Je ne me suis jamais sentie autant nue que pendant le tournage. Quel genre de film ça va être ? Qu'est-ce qu'il va dire de moi ? Comment  je  vais marcher entre les hommes et les femmes bien sûr ? C'était affreux, horrible, éprouvant, hyper éprouvant. Je ne me suis jamais sentie autant vulnérable et c'était très difficile de l’expliquer à quelqu'un. Dans le processus de la création, il faut communiquer les idées, communiquer les sensations. Ça vous force en fait à  parler même des choses que vous voulez cacher. J'ai de la chance de travailler avec des gens qui sont assez discrets. C'est absolument nécessaire de ne pas expliquer tout parce qu'en fait il faut laisser toujours la place à l'autre imaginaire. Après il existe une grande libération. C’est comme un rite de passage.

KB

J'essaie de me cacher quand je suis dans mon processus de fabrication. Pour me préserver. C'est sûr que c'est un  processus où on apprend à se connaître. Mais je suis entièrement d'accord avec toi, il ne faut pas tout expliquer. Et je crois en  la part de mystère et la part de magie, il faut laisser émerger des choses, quelque chose qui arrive avec une évidence que j'ai envie de mettre parce que  j'ai un sentiment profond que c'est ce que j'ai envie de mettre à l'écran, ce que j'ai envie de dire, c’est une nécessité, une vérité subjective forte. Mais il faut laisser le temps de le sentir en fait. Et tout à coup émerge cette évidence-là.

DF

Je dirais que c'est aussi ce qui se passe dans une psychanalyse où au départ, on veut effectivement donner du sens et tout expliquer, et au bout d'un certain temps, on lâche et c'est à ce moment-là, peut-être, que la personne peut changer.

KB

Ah oui je crois que mon processus c'est d'apprendre à lâcher, c'est oser faire. Voilà on est plein de questionnements, est-ce que mon film va être apprécié, pas apprécié ? Est-ce qu’ il va s’insérer dans le marché ? Mais en même temps c'est ça que j'ai envie de raconter, donc on est dans une bataille constante donc moi il faut que je lâche pour sentir où se situe ma vérité.

UG

Si on veut tout expliquer on est dans un processus de protection trop élevé et voilà, il faut un lâcher prise, mais aussi se faire confiance. Un film c’est une combinaison magique d’images et peut-être que ça va dire une vérité plus profonde.

GS

C’est intéressant parce que ça m'évoque ce qui nous est cher, c'est à dire l'inconscient, ce qui se passe à l'insu de votre plein gré, cette espèce de savoir qu'on ne sait pas qu’on sait et qui vous anime quand même et qui fait que, d'une certaine façon, vous avez le sentiment d'être agi par le film.
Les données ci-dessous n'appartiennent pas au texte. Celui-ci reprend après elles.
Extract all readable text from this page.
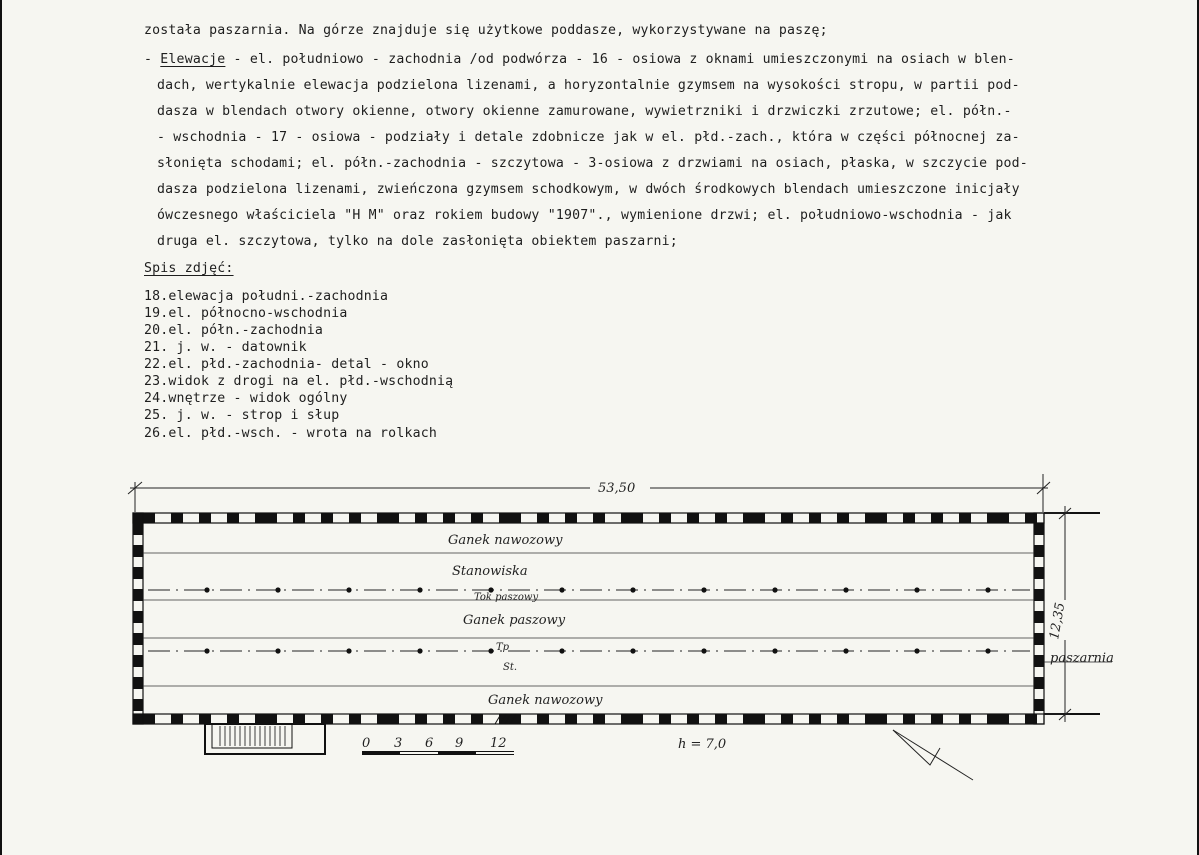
została paszarnia. Na górze znajduje się użytkowe poddasze, wykorzystywane na paszę;
- Elewacje - el. południowo - zachodnia /od podwórza - 16 - osiowa z oknami umieszczonymi na osiach w blen-
dach, wertykalnie elewacja podzielona lizenami, a horyzontalnie gzymsem na wysokości stropu, w partii pod-
dasza w blendach otwory okienne, otwory okienne zamurowane, wywietrzniki i drzwiczki zrzutowe; el. półn.-
- wschodnia - 17 - osiowa - podziały i detale zdobnicze jak w el. płd.-zach., która w części północnej za-
słonięta schodami; el. półn.-zachodnia - szczytowa - 3-osiowa z drzwiami na osiach, płaska, w szczycie pod-
dasza podzielona lizenami, zwieńczona gzymsem schodkowym, w dwóch środkowych blendach umieszczone inicjały
ówczesnego właściciela "H M" oraz rokiem budowy "1907"., wymienione drzwi; el. południowo-wschodnia - jak
druga el. szczytowa, tylko na dole zasłonięta obiektem paszarni;
Spis zdjęć:
18.elewacja południ.-zachodnia
19.el. północno-wschodnia
20.el. półn.-zachodnia
21. j. w. - datownik
22.el. płd.-zachodnia- detal - okno
23.widok z drogi na el. płd.-wschodnią
24.wnętrze - widok ogólny
25. j. w. - strop i słup
26.el. płd.-wsch. - wrota na rolkach
53,50
Ganek nawozowy
Stanowiska
Tok paszowy
Ganek paszowy
Tp
St.
Ganek nawozowy
12,35
paszarnia
0 3 6 9 12	h = 7,0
Mais en fait, ça dit quelque chose d'une vérité cachée, inconsciente, et fondamentalement d'un désir.

MCC

Merci beaucoup pour votre témoignage qui m'évoque des phrases de Lacan, qui dit « il n'y a que l'angoisse qui ne trompe pas » et « on ne peut aborder le réel qu'avec des fictions ». Je trouve que vous témoignez de ça, vous allez vers quelque chose que vous ne savez pas exactement et c'est éprouvant. Et ça produit quelque chose qui va  parler de ce qui est votre fil à vous, votre folie, votre angoisse par rapport à un réel. Et il faut suivre ce fil. Merci beaucoup de témoigner de ça qui rencontre la psychanalyse en effet.

 

QUESTION de la salle

Y-a-t-il  une volonté de faire passer un message  dans vos films ?

UG

Personnellement, je n’aime pas les films avec des messages. Je ne voulais pas donner des réponses mais poser des questions. Il y a juste le désir de construire quelque chose à partir de ce que je vois, peut-être le réel, la complexité des personnages et des relations entre les différentes couches de la société, et  se questionner sur ses propres jugements.

KB

Moi non plus je n’aime pas les messages du tout parce que je trouve que c'est donneur de leçons et se mettre au-dessus du spectateur dans une relation de pouvoir. Je veux peut-être témoigner d'une expérience personnelle,  dire ce que j'ai pu comprendre ou toucher du doigt. Le cinéma est aussi un espace de construction de liberté ou d'idéal.  Donc voilà, dans ce sens-là, ça va avec mon cheminement, mon développement personnel. Sur la question du réel, je dirais que pour moi, le réel, c'est les phénomènes extérieurs et intérieurs qui nous atteignent qui nous touchent, qui viennent nous impacter.

GS

C'est intéressant ça, puisque Lacan dit « le réel, c'est ce contre quoi on se cogne ».  « Ce qui vient nous impacter » vous dites ça à votre manière, mais c'est ça, une espèce de rencontre comme ça, tout d'un coup ça vous saute à la gueule.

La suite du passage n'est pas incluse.